Houston Methodist. Leading Medicine

Hip FAQ

Question:

As a result of a severe case of hip dysplasia, at age 28, I had a hip joint resurfacing procedure done. So far, it's lasted five years. What are my chances I'll be able to keep this implant for the rest of my life?

Answer:

Long-term studies of hip joint resurfacing have not been reported yet. There's been one study of a small number of patients (20) who had a failed hip resurfacing. They all had a second operation to convert to a total hip replacement and did quite well.

The patients who needed conversion surgery either had a femoral neck fracture or loosening of the femoral component. Fortunately, this doesn't happen very often. But that means we don't have much to report from research studies yet.

Based on results of total hip replacements, most implants are expected to last at least 10 to 15 years. With today's improved materials and surgery techniques, there's some hope that many patients will actually get longer use than that.
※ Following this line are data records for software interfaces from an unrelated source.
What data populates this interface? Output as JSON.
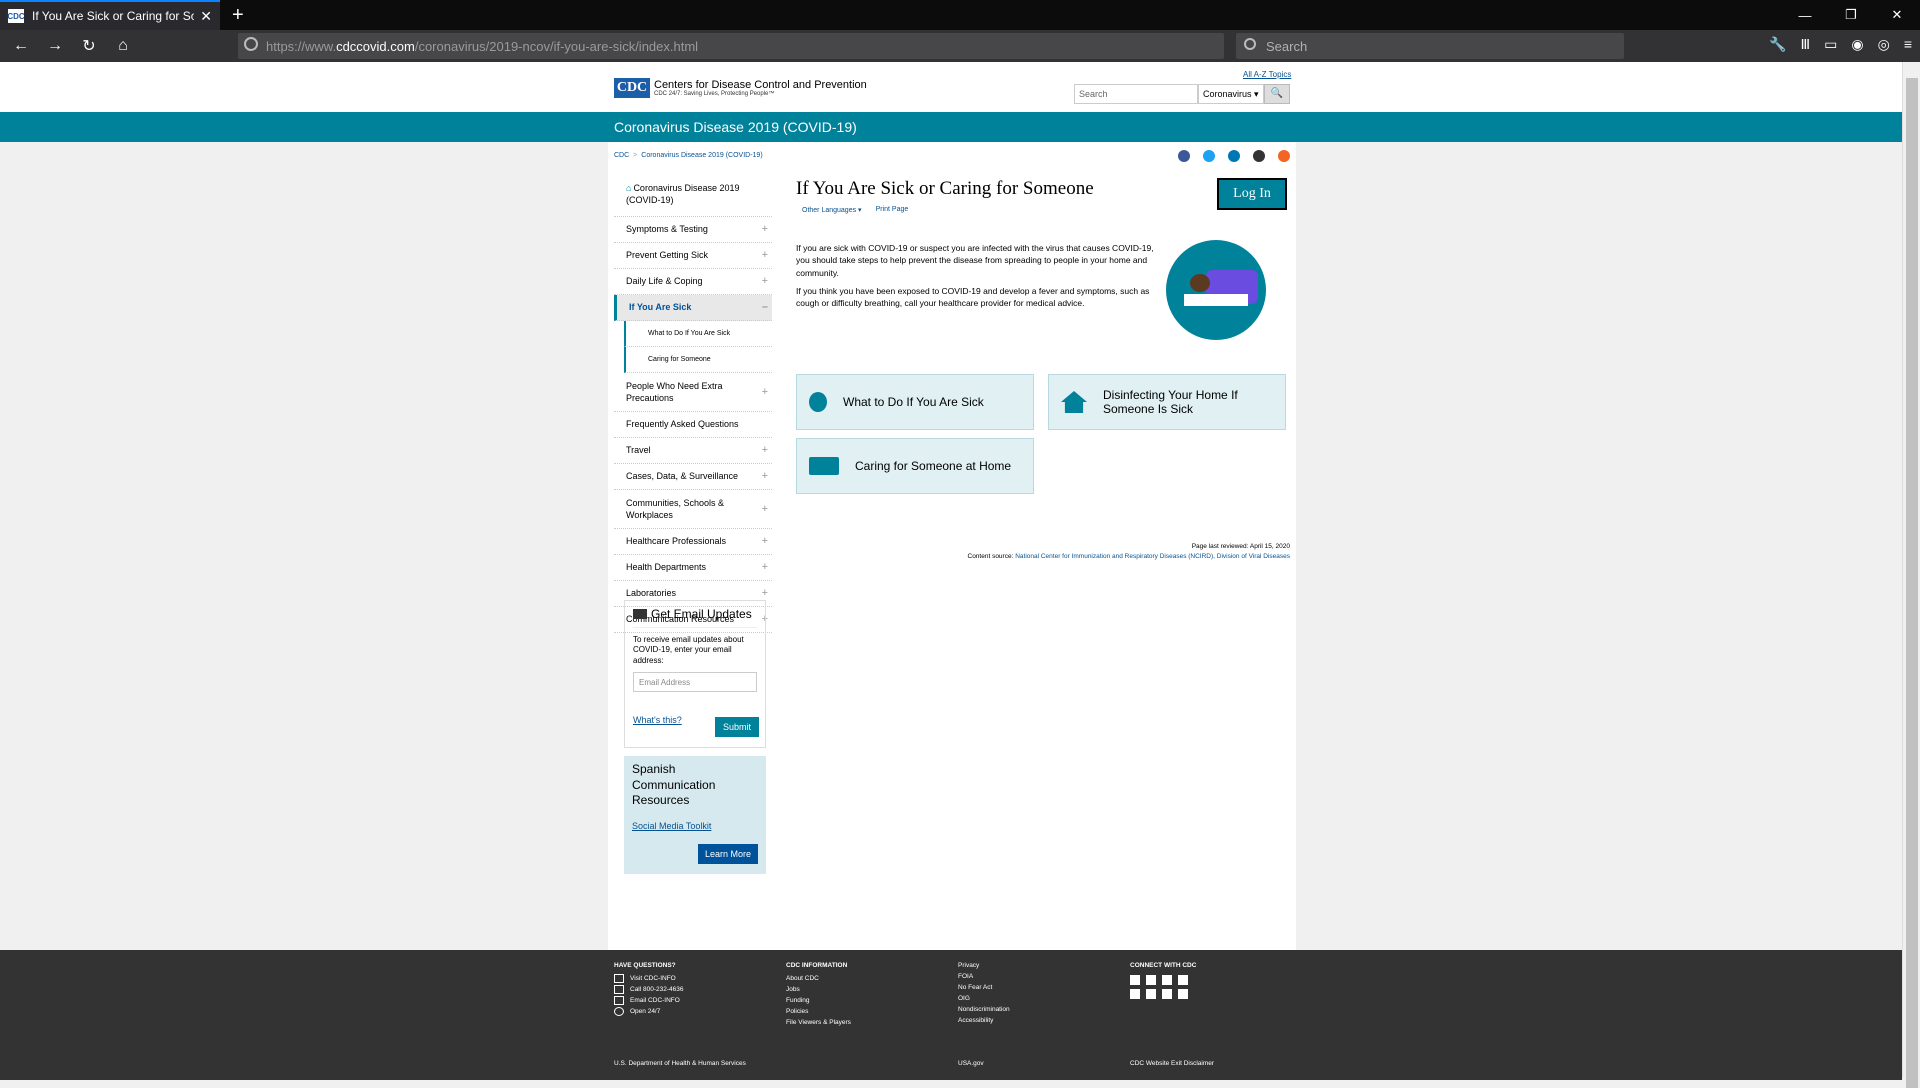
{
  "browser": {
    "tab_title": "If You Are Sick or Caring for So",
    "url_prefix": "https://www.",
    "url_domain": "cdccovid.com",
    "url_path": "/coronavirus/2019-ncov/if-you-are-sick/index.html",
    "search_placeholder": "Search",
    "favicon_text": "CDC"
  },
  "header": {
    "logo_text": "CDC",
    "org_name": "Centers for Disease Control and Prevention",
    "tagline": "CDC 24/7: Saving Lives, Protecting People™",
    "az_link": "All A-Z Topics",
    "search_placeholder": "Search",
    "search_scope": "Coronavirus",
    "search_button": "🔍"
  },
  "banner": {
    "title": "Coronavirus Disease 2019 (COVID-19)"
  },
  "breadcrumb": {
    "items": [
      "CDC",
      "Coronavirus Disease 2019 (COVID-19)"
    ]
  },
  "sidenav": {
    "home": "Coronavirus Disease 2019 (COVID-19)",
    "items": [
      {
        "label": "Symptoms & Testing"
      },
      {
        "label": "Prevent Getting Sick"
      },
      {
        "label": "Daily Life & Coping"
      },
      {
        "label": "If You Are Sick"
      },
      {
        "label": "What to Do If You Are Sick"
      },
      {
        "label": "Caring for Someone"
      },
      {
        "label": "People Who Need Extra Precautions"
      },
      {
        "label": "Frequently Asked Questions"
      },
      {
        "label": "Travel"
      },
      {
        "label": "Cases, Data, & Surveillance"
      },
      {
        "label": "Communities, Schools & Workplaces"
      },
      {
        "label": "Healthcare Professionals"
      },
      {
        "label": "Health Departments"
      },
      {
        "label": "Laboratories"
      },
      {
        "label": "Communication Resources"
      }
    ],
    "plus": "+",
    "minus": "–"
  },
  "email_box": {
    "title": "Get Email Updates",
    "text": "To receive email updates about COVID-19, enter your email address:",
    "placeholder": "Email Address",
    "whats_this": "What's this?",
    "submit": "Submit"
  },
  "spanish_box": {
    "title": "Spanish Communication Resources",
    "link": "Social Media Toolkit",
    "button": "Learn More"
  },
  "main": {
    "title": "If You Are Sick or Caring for Someone",
    "login": "Log In",
    "other_languages": "Other Languages ▾",
    "print_page": "Print Page",
    "para1": "If you are sick with COVID-19 or suspect you are infected with the virus that causes COVID-19, you should take steps to help prevent the disease from spreading to people in your home and community.",
    "para2": "If you think you have been exposed to COVID-19 and develop a fever and symptoms, such as cough or difficulty breathing, call your healthcare provider for medical advice.",
    "cards": [
      {
        "label": "What to Do If You Are Sick",
        "icon": "sick-person-icon"
      },
      {
        "label": "Disinfecting Your Home If Someone Is Sick",
        "icon": "house-icon"
      },
      {
        "label": "Caring for Someone at Home",
        "icon": "bed-icon"
      }
    ],
    "reviewed": "Page last reviewed: April 15, 2020",
    "source_prefix": "Content source: ",
    "source_link": "National Center for Immunization and Respiratory Diseases (NCIRD), Division of Viral Diseases"
  },
  "footer": {
    "questions_head": "HAVE QUESTIONS?",
    "questions": [
      "Visit CDC-INFO",
      "Call 800-232-4636",
      "Email CDC-INFO",
      "Open 24/7"
    ],
    "info_head": "CDC INFORMATION",
    "info": [
      "About CDC",
      "Jobs",
      "Funding",
      "Policies",
      "File Viewers & Players"
    ],
    "policy": [
      "Privacy",
      "FOIA",
      "No Fear Act",
      "OIG",
      "Nondiscrimination",
      "Accessibility"
    ],
    "connect_head": "CONNECT WITH CDC",
    "hhs": "U.S. Department of Health & Human Services",
    "usagov": "USA.gov",
    "disclaimer": "CDC Website Exit Disclaimer"
  },
  "colors": {
    "teal": "#00829b",
    "navy": "#1c5ea8",
    "link": "#075290",
    "footer": "#333333"
  }
}
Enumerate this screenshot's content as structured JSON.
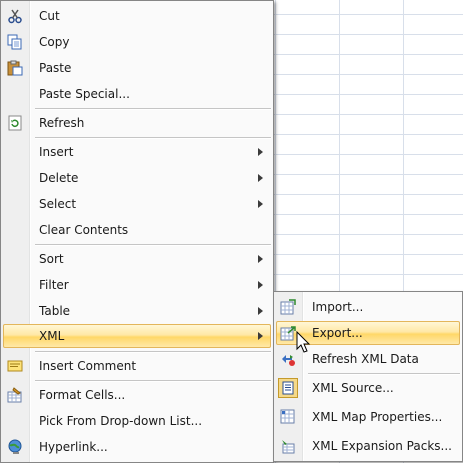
{
  "context_menu": {
    "items": [
      {
        "label": "Cut",
        "icon": "scissors-icon"
      },
      {
        "label": "Copy",
        "icon": "copy-icon"
      },
      {
        "label": "Paste",
        "icon": "paste-icon"
      },
      {
        "label": "Paste Special..."
      },
      {
        "label": "Refresh",
        "icon": "refresh-icon"
      },
      {
        "label": "Insert"
      },
      {
        "label": "Delete"
      },
      {
        "label": "Select"
      },
      {
        "label": "Clear Contents"
      },
      {
        "label": "Sort"
      },
      {
        "label": "Filter"
      },
      {
        "label": "Table"
      },
      {
        "label": "XML"
      },
      {
        "label": "Insert Comment",
        "icon": "insert-comment-icon"
      },
      {
        "label": "Format Cells...",
        "icon": "format-cells-icon"
      },
      {
        "label": "Pick From Drop-down List..."
      },
      {
        "label": "Hyperlink...",
        "icon": "hyperlink-icon"
      }
    ]
  },
  "xml_submenu": {
    "items": [
      {
        "label": "Import...",
        "icon": "xml-import-icon"
      },
      {
        "label": "Export...",
        "icon": "xml-export-icon"
      },
      {
        "label": "Refresh XML Data",
        "icon": "refresh-xml-icon"
      },
      {
        "label": "XML Source...",
        "icon": "xml-source-icon"
      },
      {
        "label": "XML Map Properties...",
        "icon": "xml-map-properties-icon"
      },
      {
        "label": "XML Expansion Packs...",
        "icon": "xml-expansion-packs-icon"
      }
    ]
  },
  "colors": {
    "highlight_top": "#fff7d6",
    "highlight_bottom": "#ffd768",
    "highlight_border": "#e3b65b",
    "menu_bg": "#fafafa",
    "gutter_bg": "#efefef"
  }
}
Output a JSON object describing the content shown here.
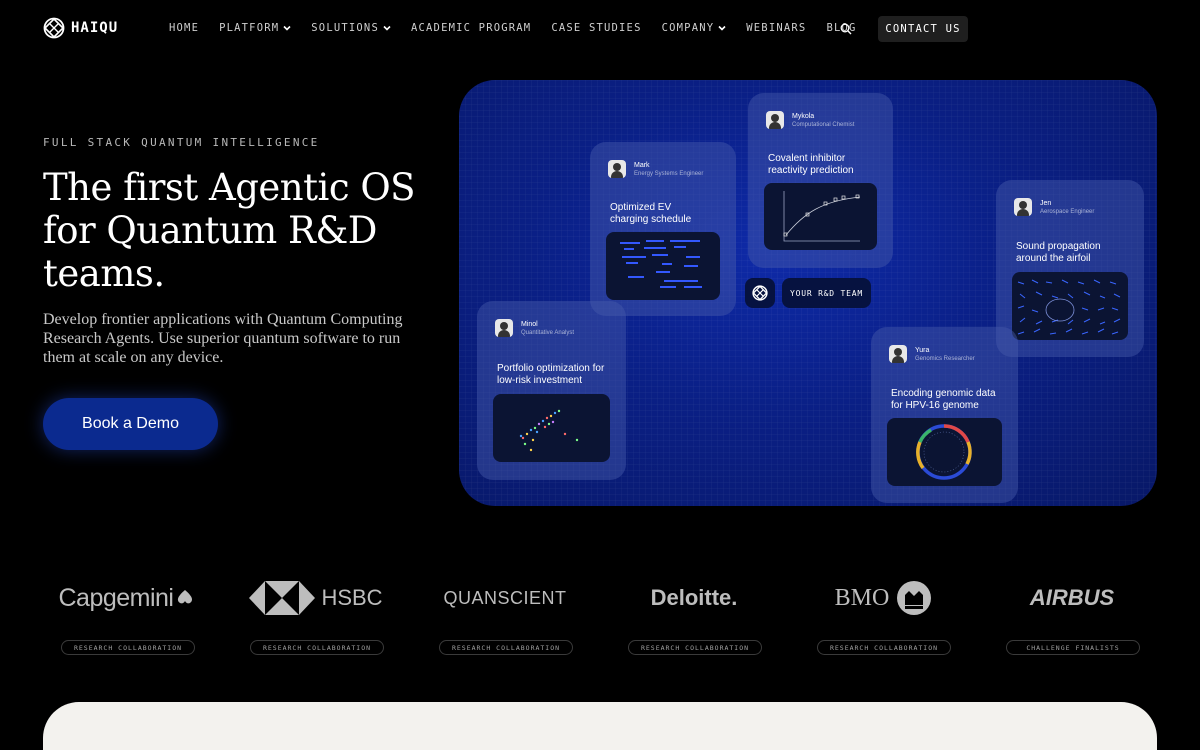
{
  "brand": {
    "name": "HAIQU"
  },
  "nav": {
    "items": [
      {
        "label": "HOME",
        "dropdown": false
      },
      {
        "label": "PLATFORM",
        "dropdown": true
      },
      {
        "label": "SOLUTIONS",
        "dropdown": true
      },
      {
        "label": "ACADEMIC PROGRAM",
        "dropdown": false
      },
      {
        "label": "CASE STUDIES",
        "dropdown": false
      },
      {
        "label": "COMPANY",
        "dropdown": true
      },
      {
        "label": "WEBINARS",
        "dropdown": false
      },
      {
        "label": "BLOG",
        "dropdown": false
      }
    ],
    "search_icon": "search-icon",
    "cta": "CONTACT US"
  },
  "hero": {
    "eyebrow": "FULL STACK QUANTUM INTELLIGENCE",
    "headline": "The first Agentic OS for Quantum R&D teams.",
    "subtext": "Develop frontier applications with Quantum Computing Research Agents. Use superior quantum software to run them at scale on any device.",
    "cta": "Book a Demo",
    "accent": "#0b2a8f"
  },
  "visual": {
    "center_label": "YOUR R&D TEAM",
    "cards": [
      {
        "id": "mark",
        "name": "Mark",
        "role": "Energy Systems Engineer",
        "title": "Optimized EV charging schedule"
      },
      {
        "id": "mykola",
        "name": "Mykola",
        "role": "Computational Chemist",
        "title": "Covalent inhibitor reactivity prediction"
      },
      {
        "id": "jen",
        "name": "Jen",
        "role": "Aerospace Engineer",
        "title": "Sound propagation around the airfoil"
      },
      {
        "id": "minol",
        "name": "Minol",
        "role": "Quantitative Analyst",
        "title": "Portfolio optimization for low-risk investment"
      },
      {
        "id": "yura",
        "name": "Yura",
        "role": "Genomics Researcher",
        "title": "Encoding genomic data for HPV-16 genome"
      }
    ]
  },
  "partners": [
    {
      "name": "Capgemini",
      "tag": "RESEARCH COLLABORATION"
    },
    {
      "name": "HSBC",
      "tag": "RESEARCH COLLABORATION"
    },
    {
      "name": "QUANSCIENT",
      "tag": "RESEARCH COLLABORATION"
    },
    {
      "name": "Deloitte.",
      "tag": "RESEARCH COLLABORATION"
    },
    {
      "name": "BMO",
      "tag": "RESEARCH COLLABORATION"
    },
    {
      "name": "AIRBUS",
      "tag": "CHALLENGE FINALISTS"
    }
  ]
}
At age 28, if you live another 50 years, it's likely that at some point you will have to convert to a total hip replacement. Wear rates are somewhat dependent on how active you are. Although it's advised to stay active, too much activity (for example training for and running marathons) can reduce the life of your implant. Scott T. Ball, et al. Early Results of Conversion of a Failed Femoral Component in Hip Resurfacing Arthroplasty. In Journal of Bone and Joint Surgery. April 2007. Vol. 89-A. No. 4. Pp. 735-741.

*Disclaimer:* The information contained herein is compiled from a variety of sources. It may not be complete or timely. It does not cover all diseases, physical conditions, ailments or treatments. The information should NOT be used in place of visit with your healthcare provider, nor should you disregard the advice of your health care provider because of any information you read in this topic.